Ex-namorada de Jairinho presta depoimento, afirma que filho era agredido e relata abuso sex*al: ‘Tenho medo dele’
O julgamento do ex-vereador Jairo Souza Santos Júnior, conhecido como Jairinho, continua trazendo à tona relatos que chamam a atenção pela gravidade das acusações. O ex-parlamentar responde pelo caso que resultou na morte do menino Henry Borel, um dos crimes de maior repercussão nacional dos últimos anos.
Durante sessão do júri popular realizada nesta quarta-feira (28), uma ex-namorada de Jairinho prestou depoimento como testemunha de acusação e descreveu episódios de violência que teriam ocorrido durante o relacionamento. Segundo ela, o filho, que tinha apenas 3 anos na época, teria sido alvo frequente de agressões praticadas pelo ex-vereador.
A testemunha afirmou que costumava notar marcas pelo corpo da criança e mudanças significativas em seu comportamento. De acordo com seu relato, Jairinho apresentava justificativas para os ferimentos, mas os episódios passaram a despertar preocupação crescente ao longo da convivência.
Além das acusações envolvendo a criança, a mulher declarou ter sido vítima de violência psicológica durante o relacionamento. Em seu depoimento, ela relatou ainda acreditar que foi dopada antes de sofrer abuso sexual, afirmando que viveu momentos de intenso medo enquanto mantinha contato com o ex-parlamentar.
Um dos momentos mais impactantes da audiência ocorreu quando a testemunha relatou uma conversa com o próprio filho. Segundo ela, o menino procurou inicialmente a avó materna para contar o que havia acontecido e somente depois decidiu revelar as agressões para a mãe.
De acordo com o depoimento apresentado ao júri, a criança afirmou que teve a boca coberta com papel e pano para impedir seus gritos enquanto sofria agressões físicas. A testemunha relatou que o filho descreveu ter sido pisoteado na região da barriga e que o agressor teria demonstrado satisfação durante o ato.
Ainda segundo a mulher, esse episódio teria ocorrido justamente em um dia em que ela acredita ter sido dopada e violentada sexualmente. Ela contou que o filho tentou acordá-la após as agressões, mas não conseguiu obter qualquer reação.

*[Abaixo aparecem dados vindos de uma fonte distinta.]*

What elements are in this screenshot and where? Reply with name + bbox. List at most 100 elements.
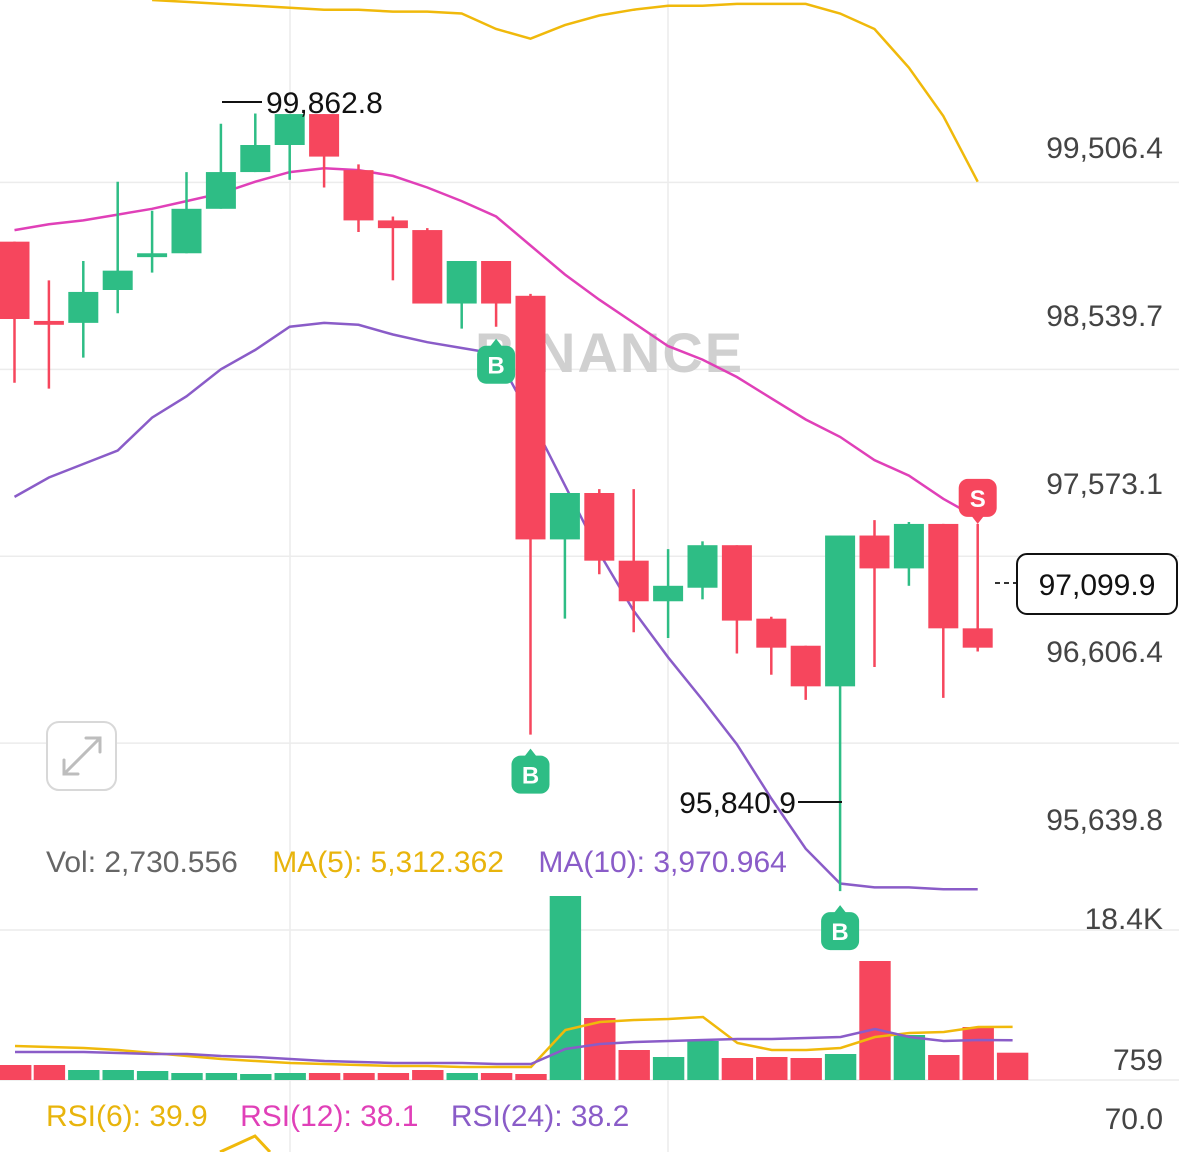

O depoimento integra a fase de instrução do julgamento de Jairinho e de Monique Medeiros, mãe de Henry Borel. Nesse momento do processo, testemunhas são ouvidas para auxiliar jurados e magistrados na análise dos fatos apresentados pela acusação e pela defesa.
Ao longo das audiências, outras ex-companheiras do ex-vereador também relataram episódios de violência envolvendo crianças. Para o Ministério Público, os depoimentos reforçam a existência de um possível padrão de comportamento agressivo que teria se repetido em relacionamentos anteriores.
Especialistas em proteção à infância destacam que relatos de violência contra crianças devem ser tratados com máxima atenção pelas autoridades competentes. A identificação precoce de sinais físicos e emocionais pode ser fundamental para evitar situações mais graves e garantir a proteção das vítimas.
O caso Henry Borel gerou ampla mobilização da sociedade e impulsionou debates sobre a importância da denúncia de maus-tratos, bem como sobre os mecanismos de proteção voltados à infância. Desde então, o tema tem sido constantemente discutido por órgãos de defesa dos direitos das crianças e adolescentes.
Henry Borel morreu aos 4 anos de idade no apartamento onde vivia com a mãe e Jairinho, localizado na Barra da Tijuca, Zona Oeste do Rio de Janeiro. A repercussão do caso ultrapassou fronteiras estaduais e permanece entre os episódios criminais mais acompanhados pela população brasileira nos últimos anos.
Com o avanço do julgamento, a expectativa é que novos depoimentos e provas contribuam para o esclarecimento dos fatos. O desfecho do processo é aguardado com atenção por familiares, autoridades e por grande parte da sociedade, que acompanha o caso desde o início das investigações.